VALÈNCIA (EP). El servicio de Neumología del Hospital Clínico de València ha incorporado una técnica que mejora el diagnóstico y tratamiento de enfermedades que afectan a la pleura, la membrana que recubre los pulmones, según ha informado el centro sanitario en un comunicado.
La toracoscopia, también llamada pleuroscopia, se realiza mediante una pequeña incisión en la pared del tórax para introducir instrumental que permite al especialista ver directamente el espacio pleural.
Con esta visión, se pueden tomar muestras para biopsias y realizar procedimientos como el drenaje de líquidos acumulados o la pleurodesis --que ayuda a evitar que el líquido vuelva a aparecer--, todo ello sin necesidad de una realizar una cirugía mayor.
El servicio de Neumología prevé la realización de entre 20 y 25 procedimientos anuales con esta técnica en casos cuidadosamente seleccionados en los que persiste la incertidumbre diagnóstica o es necesario un abordaje terapéutico específico.
"Esta técnica es especialmente útil cuando hay derrames pleurales de origen desconocido, sospecha de cáncer o infecciones, ya que ofrece un diagnóstico más preciso y reduce riesgos para el paciente" ha explicado el doctor Jaime Signes, jefe del servicio de Neumología del Hospital Clínico de València.

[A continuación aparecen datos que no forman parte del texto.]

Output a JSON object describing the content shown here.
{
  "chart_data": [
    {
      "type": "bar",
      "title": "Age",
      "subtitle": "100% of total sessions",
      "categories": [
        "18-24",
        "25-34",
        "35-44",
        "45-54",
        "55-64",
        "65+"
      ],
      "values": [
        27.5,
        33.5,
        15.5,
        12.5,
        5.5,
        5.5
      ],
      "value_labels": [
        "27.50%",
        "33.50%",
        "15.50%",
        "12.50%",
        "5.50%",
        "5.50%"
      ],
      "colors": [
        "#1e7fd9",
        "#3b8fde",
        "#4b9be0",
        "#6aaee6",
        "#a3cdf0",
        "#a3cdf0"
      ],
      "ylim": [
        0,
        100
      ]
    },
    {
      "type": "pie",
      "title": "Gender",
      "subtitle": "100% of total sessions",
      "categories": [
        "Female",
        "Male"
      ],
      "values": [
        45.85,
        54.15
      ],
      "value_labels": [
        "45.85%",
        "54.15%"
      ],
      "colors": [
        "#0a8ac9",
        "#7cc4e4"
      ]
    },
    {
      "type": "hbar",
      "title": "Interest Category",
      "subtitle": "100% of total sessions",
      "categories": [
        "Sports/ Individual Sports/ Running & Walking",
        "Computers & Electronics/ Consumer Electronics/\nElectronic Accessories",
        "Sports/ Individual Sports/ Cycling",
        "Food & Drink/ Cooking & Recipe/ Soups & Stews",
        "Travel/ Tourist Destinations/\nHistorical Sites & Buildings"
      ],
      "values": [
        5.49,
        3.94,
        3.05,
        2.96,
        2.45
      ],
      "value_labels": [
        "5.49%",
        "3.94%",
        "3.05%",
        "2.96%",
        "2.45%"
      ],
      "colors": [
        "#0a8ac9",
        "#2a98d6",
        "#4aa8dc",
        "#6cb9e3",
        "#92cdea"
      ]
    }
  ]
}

Se trata de una técnica "segura, eficaz y que mejora la calidad asistencial" ha añadido. Con su incorporación, se consigue un beneficio clínico, al mejorar la precisión diagnóstica y evitar intervenciones quirúrgicas más agresivas.
"Antes de la incorporación de esta técnica, para el estudio del derrame pleural de origen desconocido, se recurría fundamentalmente a la toracocentesis, procedimiento que consiste en la extracción de líquido pleural de la cavidad pleural. Aunque es una técnica mínimamente invasiva, tenía un rendimiento diagnóstico variable y, en muchos casos, insuficiente para establecer una etiología definitiva" ha explicado doctor Signes.
Asimismo, el jefe del servicio de Neumología ha afirmado que "se utilizaba la biopsia pleural cerrada, que consiste en la obtención de muestras de pleura mediante una aguja especializada, sin visión directa del espacio pleural, lo que limita de forma significativa su capacidad para identificar tumores, lesiones focales o afectaciones pleurales heterogéneas".
Cuando estas técnicas no permitían alcanzar un diagnóstico concluyente, se recurría a la toracoscopia quirúrgica, con anestesia general y mediante la colocación de varios puertos, lo que implica un abordaje más invasivo, mayor consumo de recursos hospitalarios y un incremento del riesgo y del tiempo de recuperación para el paciente.